Adam Sandler, Ben Stiller and Elizabeth Marvel in The Meyerowitz Stories (New and Selected)

But the reunion between the estranged favourite Matthew and Harold goes no better than Danny’s. When Matthew invites his father to lunch at an expensive restaurant, the two talk over one another, in a non-conversation as annoying for us as it is for Matthew. Harold seems unaware that he is not responding to anything Matthew says, replying instead with non- sequiturs to draw the conversation to himself. Harold eventually humiliates both men when he leaves the restaurant before the meal, accusing a fellow-diner of theft. Harold’s behaviour here looks a lot like dementia, but Baumbach seems to suggest it is just Harold being difficult.

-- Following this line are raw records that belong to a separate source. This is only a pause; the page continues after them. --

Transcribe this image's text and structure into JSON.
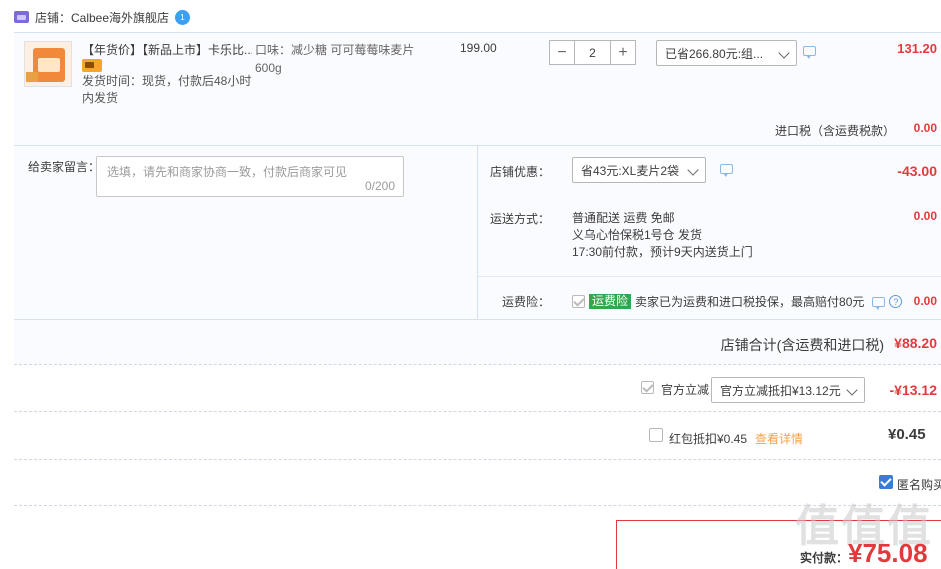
{
  "shop": {
    "name": "店铺：Calbee海外旗舰店",
    "ww_badge": "1"
  },
  "item": {
    "title": "【年货价】【新品上市】卡乐比...",
    "ship_time": "发货时间：现货，付款后48小时内发货",
    "sku": "口味：减少糖 可可莓莓味麦片600g",
    "unit_price": "199.00",
    "qty_minus": "−",
    "qty_value": "2",
    "qty_plus": "+",
    "discount_select": "已省266.80元:组...",
    "subtotal": "131.20"
  },
  "tax": {
    "label": "进口税（含运费税款）",
    "amount": "0.00"
  },
  "message": {
    "label": "给卖家留言：",
    "placeholder": "选填，请先和商家协商一致，付款后商家可见",
    "count": "0/200"
  },
  "shop_discount": {
    "label": "店铺优惠：",
    "select": "省43元:XL麦片2袋",
    "amount": "-43.00"
  },
  "shipping": {
    "label": "运送方式：",
    "line1": "普通配送 运费 免邮",
    "line2": "义乌心怡保税1号仓   发货",
    "line3": "17:30前付款，预计9天内送货上门",
    "amount": "0.00"
  },
  "insurance": {
    "label": "运费险：",
    "badge": "运费险",
    "text": "卖家已为运费和进口税投保，最高赔付80元",
    "help": "?",
    "amount": "0.00"
  },
  "shop_total": {
    "label": "店铺合计(含运费和进口税)",
    "amount": "¥88.20"
  },
  "official_discount": {
    "label": "官方立减",
    "select": "官方立减抵扣¥13.12元",
    "amount": "-¥13.12"
  },
  "red_packet": {
    "label": "红包抵扣¥0.45",
    "link": "查看详情",
    "amount": "¥0.45"
  },
  "anonymous": {
    "label": "匿名购买"
  },
  "payment": {
    "label": "实付款：",
    "amount": "¥75.08"
  },
  "watermark": "值值值",
  "colors": {
    "price_red": "#e4393c",
    "panel_bg": "#fafbff",
    "accent_blue": "#3a7bd5",
    "ins_green": "#2fa84f"
  }
}
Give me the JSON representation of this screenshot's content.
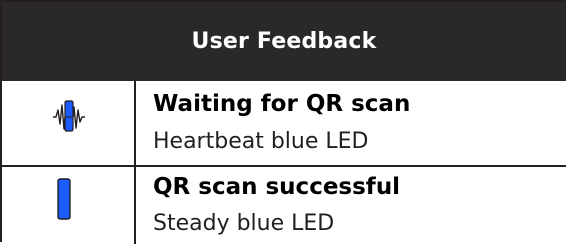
{
  "header": {
    "title": "User Feedback"
  },
  "rows": [
    {
      "icon": "heartbeat-led-icon",
      "status": "Waiting for QR scan",
      "description": "Heartbeat blue LED"
    },
    {
      "icon": "steady-led-icon",
      "status": "QR scan successful",
      "description": "Steady blue LED"
    }
  ],
  "colors": {
    "header_background": "#2a2829",
    "header_text": "#ffffff",
    "led_blue": "#1a5cff",
    "border": "#231f20"
  }
}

Jean (Elizabeth Marvel) is the least successfully drawn character and when she tells her brothers, ‘You guys will never understand what it’s like to be me in the family,’ she is also talking to the audience. We never really do understand and have little reason to care. We can, however, imagine she had even less encouragement from her insecure, self-absorbed father than did her male siblings. A semi-coherent monologue late in the film seems like an after-thought to round out her character.

At the hospital, in one of the funniest scenes in the film, the siblings go on a crash course in navigating your way in a hospital as a patient’s next of kin. They set aside their differences to find common ground when it looks like Harold will not survive. The grief counseling session sounds hollow as they are advised to say five essential phrases: ‘I love you’, ‘I forgive you’, ‘forgive me’, ‘thank you,’ and ‘goodbye’.

Adam Sandler impresses in this serious, underdog role, but it will not surprise anyone who saw him in Punchdrunk Love or Funny People where his dramatic skills proved superior to his recent comic efforts. Baumbach is also a good director for Stiller, who in both Greenberg and While We’re Young, shaped Stiller’s comic flair and balances it here with humanity and empathy.

If While We’re Young is a more satisfying and enjoyable film it is because Hoffman is so convincing as the overbearing bombastic, obdurate patriarch, that it’s hard spending time with him. We are left to hope that the only way for this family to go is up, but we are not sure there is enough energy left after all the resentment and cruelty to make them buoyant.